Ciuman Menghanyutkan

Wening terhenyak mendengar penuturan Gandhi yang sungguh mengerikan bagi dirinya. "Saya turut bersedih, Pak. Kasihan sekali mereka harus tiada dalam usia semuda itu," ujarnya dengan nada penuh sesal.

"Ya, terima kasih. Akan tetapi, bagaimana Suster Wening bisa mengetahui tentang kedua saudari perempuan saya?" Gandhi kembali mengulang pertanyaannya yang belum Wening jawab. Akan tetapi, Wening pun tiba-tiba menjadi kebingungan sendiri untuk menanggapi pertanyaan tersebut.

"Um, saya ... saya ... hanya menerkanya, Pak." Wening mengeluh pelan. Dia kembali merasa bodoh saat itu. Sesaat, Wening menyembunyikan paras cantik dari tatapan menelisik Gandhi terhadap dirinya. Setelah dua kali mengempaskan napas panjang, Wening memberanikan diri untuk membalas sorot lekat pria di hadapannya.

Tajam, tatap mata Wening beradu dengan Gandhi, menelusup masuk dengan jauh lebih dalam hingga terlihat sebuah pusaran waktu yang memberi mereka sebuah penglihatan. Lagi-lagi, bayangan adegan panas di balik kelambu yang pernah muncul dalam ingatan keduanya, kembali hadir dan kini terlihat dengan cukup jelas. Wening melihat dirinya bergumul mesra dengan ayah dari Raline tersebut. Dia terlihat sangat menikmati hal itu, begitu juga dengan Gandhi.

"Nirwasita ...." Terdengar suara pria itu menyebut nama wanita yang tengah berada dalam kekuasaannya.

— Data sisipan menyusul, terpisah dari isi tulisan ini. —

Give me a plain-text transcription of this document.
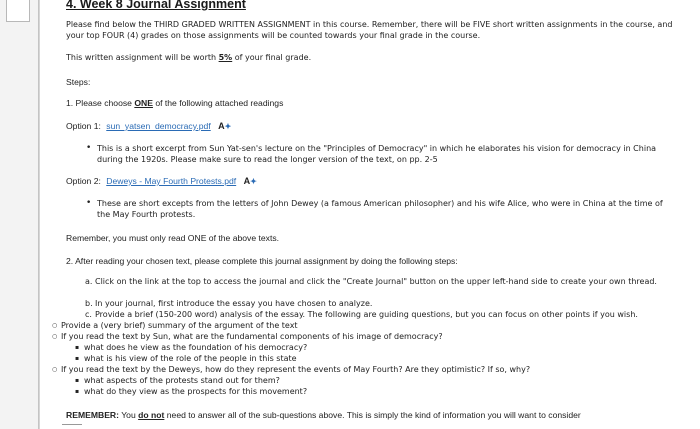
4. Week 8 Journal Assignment
Please find below the THIRD GRADED WRITTEN ASSIGNMENT in this course. Remember, there will be FIVE short written assignments in the course, and your top FOUR (4) grades on those assignments will be counted towards your final grade in the course.
This written assignment will be worth 5% of your final grade.
Steps:
1. Please choose ONE of the following attached readings
Option 1: sun_yatsen_democracy.pdf A✦
• This is a short excerpt from Sun Yat-sen's lecture on the "Principles of Democracy" in which he elaborates his vision for democracy in China during the 1920s. Please make sure to read the longer version of the text, on pp. 2-5
Option 2: Deweys - May Fourth Protests.pdf A✦
• These are short excepts from the letters of John Dewey (a famous American philosopher) and his wife Alice, who were in China at the time of the May Fourth protests.
Remember, you must only read ONE of the above texts.
2. After reading your chosen text, please complete this journal assignment by doing the following steps:
a. Click on the link at the top to access the journal and click the "Create Journal" button on the upper left-hand side to create your own thread.
b. In your journal, first introduce the essay you have chosen to analyze.
c. Provide a brief (150-200 word) analysis of the essay. The following are guiding questions, but you can focus on other points if you wish.
○ Provide a (very brief) summary of the argument of the text
○ If you read the text by Sun, what are the fundamental components of his image of democracy?
▪ what does he view as the foundation of his democracy?
▪ what is his view of the role of the people in this state
○ If you read the text by the Deweys, how do they represent the events of May Fourth? Are they optimistic? If so, why?
▪ what aspects of the protests stand out for them?
▪ what do they view as the prospects for this movement?
REMEMBER: You do not need to answer all of the sub-questions above. This is simply the kind of information you will want to consider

Seketika Wening tersadar, begitu juga dengan Gandhi. Bahasa tubuh mereka berdua terlihat tak nyaman saat itu. Wening pun memilih beranjak dari duduknya. "Saya ... saya permisi dulu, Pak." Dia bermaksud untuk keluar dari ruang kerja tersebut. Namun, dengan segera Gandhi mencegahnya. Pria itu bergegas menuju ke arah pintu dan menghalangi langkah Wening.

"Suster melihatnya?" tanya Gandhi dengan raut yang sulit untuk diartikan. Namun, Wening tak segera menjawab. Dia segera mengalihkan tatapan ke arah lain. "Katakan. Apakah Suster melihat apa yang saya lihat?" desak Gandhi lagi.

"Saya bahkan melihat apa yang tidak Anda lihat, Pak," jawab Wening. Rasa cemas itu kembali hadir dan menghiasi wajah cantiknya yang pucat. Kedua bola mata Wening bergerak dengan tak beraturan, menandakan bahwa dirinya tengah dilanda keresahan yang teramat besar.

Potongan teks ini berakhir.